Ballmer backs software to link at-risk kids to food, tutoring
(Bloomberg) -- Former Microsoft Corp. Chief Executive Officer Steve Ballmer is backing a project to give schools and social service workers technology to find and predict when kids need help like food aid, after-school care and tutoring.
Ballmer and his wife Connie, who together founded the Ballmer Group to fight poverty among children and families, are investing $59 million over five years for a stake in Austin-based Social Solutions, which is owned by Vista Equity Partners. The cash will help fund the software developer and set up projects in 20 cities that will connect the company’s Apricot software to school data on things like attendance and grades.
The software is similar to the kind of customer-management programs that companies like Salesforce.com and Microsoft Corp. sell to corporate clients, but it’s designed to help school officials and social workers provide services to kids, Ballmer said.

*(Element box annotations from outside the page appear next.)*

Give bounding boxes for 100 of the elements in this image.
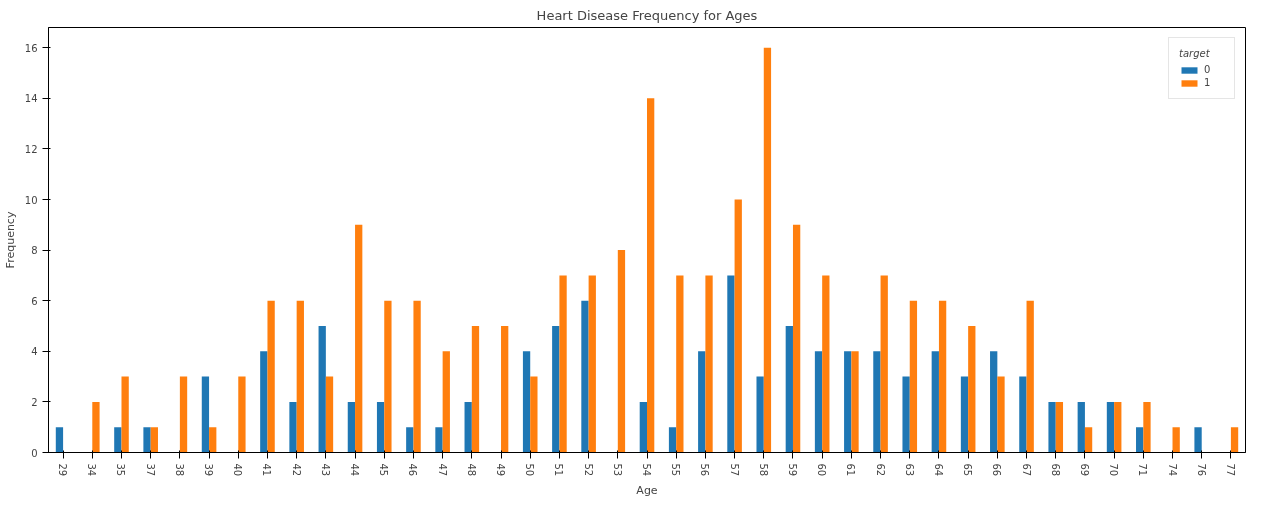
bar — [581, 300, 589, 453]
x-tick-label: 38 — [173, 463, 185, 477]
bar — [1106, 401, 1115, 453]
bar — [1230, 427, 1239, 453]
bar — [938, 300, 947, 453]
bar — [990, 351, 998, 453]
x-tick-label: 71 — [1137, 463, 1149, 477]
bar — [1084, 427, 1093, 453]
y-tick-label: 6 — [31, 295, 38, 307]
y-tick-label: 0 — [31, 447, 38, 459]
bar — [55, 427, 64, 453]
x-tick-label: 63 — [903, 463, 915, 477]
bar — [435, 427, 443, 453]
bar — [698, 351, 706, 453]
bar — [756, 376, 764, 453]
x-tick-label: 52 — [582, 463, 594, 477]
bar — [1019, 376, 1027, 453]
y-tick-label: 10 — [24, 194, 38, 206]
bar — [150, 427, 158, 453]
bar — [734, 199, 742, 453]
x-tick-label: 59 — [786, 463, 798, 477]
bar — [355, 224, 363, 453]
bar — [384, 300, 392, 453]
y-axis-title: Frequency — [3, 211, 17, 269]
y-tick-label: 4 — [31, 346, 38, 358]
x-tick-label: 46 — [407, 463, 419, 477]
legend-title: target — [1179, 48, 1211, 59]
legend-label: 1 — [1204, 77, 1212, 88]
bar — [296, 300, 304, 453]
bar — [785, 326, 793, 453]
bar — [873, 351, 881, 453]
bar — [413, 300, 421, 453]
bar — [617, 250, 626, 453]
bar — [931, 351, 939, 453]
bar — [522, 351, 531, 453]
x-tick-label: 77 — [1224, 463, 1236, 477]
x-tick-label: 51 — [553, 463, 565, 477]
bar — [1048, 401, 1056, 453]
bar — [347, 401, 356, 453]
bar — [92, 401, 100, 453]
bar — [179, 376, 188, 453]
bar — [902, 376, 910, 453]
x-tick-label: 41 — [261, 463, 273, 477]
x-tick-label: 44 — [349, 463, 361, 477]
bar — [676, 275, 684, 453]
x-tick-label: 35 — [115, 463, 127, 477]
bar — [668, 427, 677, 453]
bar — [209, 427, 217, 453]
y-tick-label: 16 — [24, 42, 38, 54]
bar — [844, 351, 852, 453]
bar — [1077, 401, 1085, 453]
bar — [1114, 401, 1122, 453]
bar — [325, 376, 334, 453]
bar — [238, 376, 246, 453]
bar — [121, 376, 129, 453]
x-tick-label: 55 — [670, 463, 682, 477]
y-tick-label: 12 — [24, 143, 38, 155]
x-tick-label: 42 — [290, 463, 302, 477]
y-tick-label: 14 — [24, 93, 38, 105]
bar — [647, 98, 655, 453]
bar — [289, 401, 297, 453]
x-tick-label: 54 — [641, 463, 652, 477]
x-tick-label: 43 — [319, 463, 331, 477]
x-tick-label: 49 — [495, 463, 507, 477]
bar — [968, 326, 976, 453]
bar — [143, 427, 151, 453]
x-tick-label: 76 — [1195, 463, 1207, 477]
x-tick-label: 61 — [845, 463, 857, 477]
legend-label: 0 — [1204, 64, 1212, 75]
bar — [114, 427, 122, 453]
x-tick-label: 56 — [699, 463, 711, 477]
bar — [552, 326, 560, 453]
x-tick-label: 53 — [611, 463, 623, 477]
bar — [1136, 427, 1144, 453]
x-tick-label: 64 — [932, 463, 944, 477]
x-tick-label: 74 — [1166, 463, 1178, 477]
y-tick-label: 8 — [31, 245, 38, 257]
bar — [727, 275, 735, 453]
bar — [1172, 427, 1180, 453]
x-tick-label: 47 — [436, 463, 448, 477]
bar — [1194, 427, 1202, 453]
bar — [909, 300, 918, 453]
x-tick-label: 69 — [1078, 463, 1090, 477]
bar — [880, 275, 888, 453]
x-tick-label: 66 — [991, 463, 1003, 477]
bar — [376, 401, 385, 453]
bar — [260, 351, 268, 453]
y-tick-label: 2 — [31, 396, 38, 408]
bar — [792, 224, 801, 453]
x-tick-label: 29 — [57, 463, 69, 477]
x-tick-label: 70 — [1108, 463, 1120, 477]
bar — [1055, 401, 1064, 453]
x-tick-label: 57 — [728, 463, 740, 477]
x-tick-label: 39 — [203, 463, 215, 477]
x-tick-label: 40 — [232, 463, 244, 477]
bar — [588, 275, 596, 453]
x-tick-label: 62 — [874, 463, 886, 477]
x-tick-label: 68 — [1049, 463, 1061, 477]
bar — [201, 376, 210, 453]
bar — [705, 275, 713, 453]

Salesforce’s philanthropic arm is also working on a similar program, Ballmer said.
“You want to do analytics like ‘OK, what is it we should do to help this kid? Or how do we help this family help this kid,’” Ballmer said in an interview. Many government agencies still use paper, files and Post-It notes, or software programs that can’t talk to schools, other agencies or charity organizations. Ballmer smoothed out a blueprint-sized piece of paper that’s a diagram of what he saw on the wall at the local King County Department of Mental Health—hundreds of sticky notes in a variety of colors tracking things like different types of programs for various ages.

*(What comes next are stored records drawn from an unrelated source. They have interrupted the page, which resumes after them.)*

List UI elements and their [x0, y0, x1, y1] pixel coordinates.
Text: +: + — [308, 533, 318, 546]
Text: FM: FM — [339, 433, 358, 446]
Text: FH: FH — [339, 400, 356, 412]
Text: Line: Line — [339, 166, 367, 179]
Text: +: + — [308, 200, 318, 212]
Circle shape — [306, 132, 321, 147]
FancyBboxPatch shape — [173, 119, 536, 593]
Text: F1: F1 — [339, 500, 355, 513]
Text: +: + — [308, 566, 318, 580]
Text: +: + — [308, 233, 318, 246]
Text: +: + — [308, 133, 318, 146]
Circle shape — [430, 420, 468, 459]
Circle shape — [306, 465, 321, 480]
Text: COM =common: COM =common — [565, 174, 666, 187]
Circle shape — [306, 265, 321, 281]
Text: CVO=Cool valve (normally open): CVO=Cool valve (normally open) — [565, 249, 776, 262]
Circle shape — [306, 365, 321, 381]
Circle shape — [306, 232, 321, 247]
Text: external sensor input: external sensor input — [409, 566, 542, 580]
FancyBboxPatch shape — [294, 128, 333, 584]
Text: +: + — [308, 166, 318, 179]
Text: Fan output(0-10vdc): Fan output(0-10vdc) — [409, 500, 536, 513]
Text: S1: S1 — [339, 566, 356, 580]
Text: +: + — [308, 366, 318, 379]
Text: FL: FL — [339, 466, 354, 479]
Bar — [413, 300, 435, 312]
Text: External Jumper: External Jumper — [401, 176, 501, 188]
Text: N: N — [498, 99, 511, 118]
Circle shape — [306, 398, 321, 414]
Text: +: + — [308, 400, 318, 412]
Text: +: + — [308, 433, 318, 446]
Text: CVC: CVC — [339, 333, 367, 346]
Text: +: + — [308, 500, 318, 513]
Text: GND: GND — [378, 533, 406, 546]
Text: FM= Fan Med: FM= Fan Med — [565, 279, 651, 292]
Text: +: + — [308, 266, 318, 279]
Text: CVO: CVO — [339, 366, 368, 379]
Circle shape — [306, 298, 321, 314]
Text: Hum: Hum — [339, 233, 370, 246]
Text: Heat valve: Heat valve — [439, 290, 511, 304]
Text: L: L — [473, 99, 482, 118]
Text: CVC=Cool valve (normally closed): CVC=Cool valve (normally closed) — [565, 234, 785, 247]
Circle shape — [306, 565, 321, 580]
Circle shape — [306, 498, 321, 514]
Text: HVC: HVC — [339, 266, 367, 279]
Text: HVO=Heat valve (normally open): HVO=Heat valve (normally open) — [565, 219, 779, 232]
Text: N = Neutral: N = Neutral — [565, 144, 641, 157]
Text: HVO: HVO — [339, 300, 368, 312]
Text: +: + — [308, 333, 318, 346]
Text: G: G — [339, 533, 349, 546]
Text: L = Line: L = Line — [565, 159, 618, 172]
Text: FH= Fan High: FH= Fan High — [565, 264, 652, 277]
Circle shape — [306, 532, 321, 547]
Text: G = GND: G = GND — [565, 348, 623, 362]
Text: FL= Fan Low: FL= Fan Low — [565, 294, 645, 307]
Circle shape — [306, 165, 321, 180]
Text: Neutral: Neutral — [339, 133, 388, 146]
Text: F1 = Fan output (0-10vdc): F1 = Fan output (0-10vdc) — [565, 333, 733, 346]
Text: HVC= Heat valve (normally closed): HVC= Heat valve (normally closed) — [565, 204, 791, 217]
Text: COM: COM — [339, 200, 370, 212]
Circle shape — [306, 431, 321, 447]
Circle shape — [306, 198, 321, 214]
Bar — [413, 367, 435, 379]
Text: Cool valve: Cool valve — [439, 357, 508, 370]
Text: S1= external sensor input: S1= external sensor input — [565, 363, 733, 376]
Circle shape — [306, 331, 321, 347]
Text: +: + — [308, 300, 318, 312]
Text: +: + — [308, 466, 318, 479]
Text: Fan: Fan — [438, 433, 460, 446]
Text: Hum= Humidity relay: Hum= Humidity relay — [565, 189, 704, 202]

Social Solutions’ Apricot can monitor school data and use algorithms to determine which students are doing well and may need accelerated programs and which students may be at risk for falling behind or dropping out. The software combs the resources available in local nonprofits and suggests services such as tutoring, after-school care or meal support.
“The software will be able to make recommendations and actually facilitate the referrals within the program,” said Social Solutions CEO Kristin Nimsger. Some of the company’s current Apricot customers include the Institute for Public School Initiatives at the University of Texas at Austin and the YMCA of Seattle.
The Ballmers are focusing their philanthropy on programs that provide chances to pull children and families out of poverty. However, to build this kind of software requires a for-profit company rather than donations to nonprofits, Steve Ballmer said.
In 2015, one year after Ballmer left Microsoft, Connie asked him to find a solution to an issue that had cropped up in an earlier project. She was part of a committee trying to bring technology to Washington State’s child welfare offices, replacing boxes of case files. The committee opted to build a bespoke software system called OLIVER and the Ballmers gave $9 million to fund it.
The good news: caseworkers from Seattle to Spokane loved it. The bad: because it was a custom system, broadening it to more agencies and adding more features had to be done from scratch as well. The price tag cited was $50 million to $200 million. To do it, “you were basically starting a software company,” Connie Ballmer said, so they pulled the plug. She asked Steve to find a better way now that nonprofits are spending some of their precious resources on technology.
“There’s just a lack of money in this sector,” Connie Ballmer said. “Ten years ago investing some of your incredibly precious money into data or tech would have been nice but nobody could afford it. Now it’s mission critical so they are making room for it.”
That led the Ballmers to the investment in Social Solutions, they said.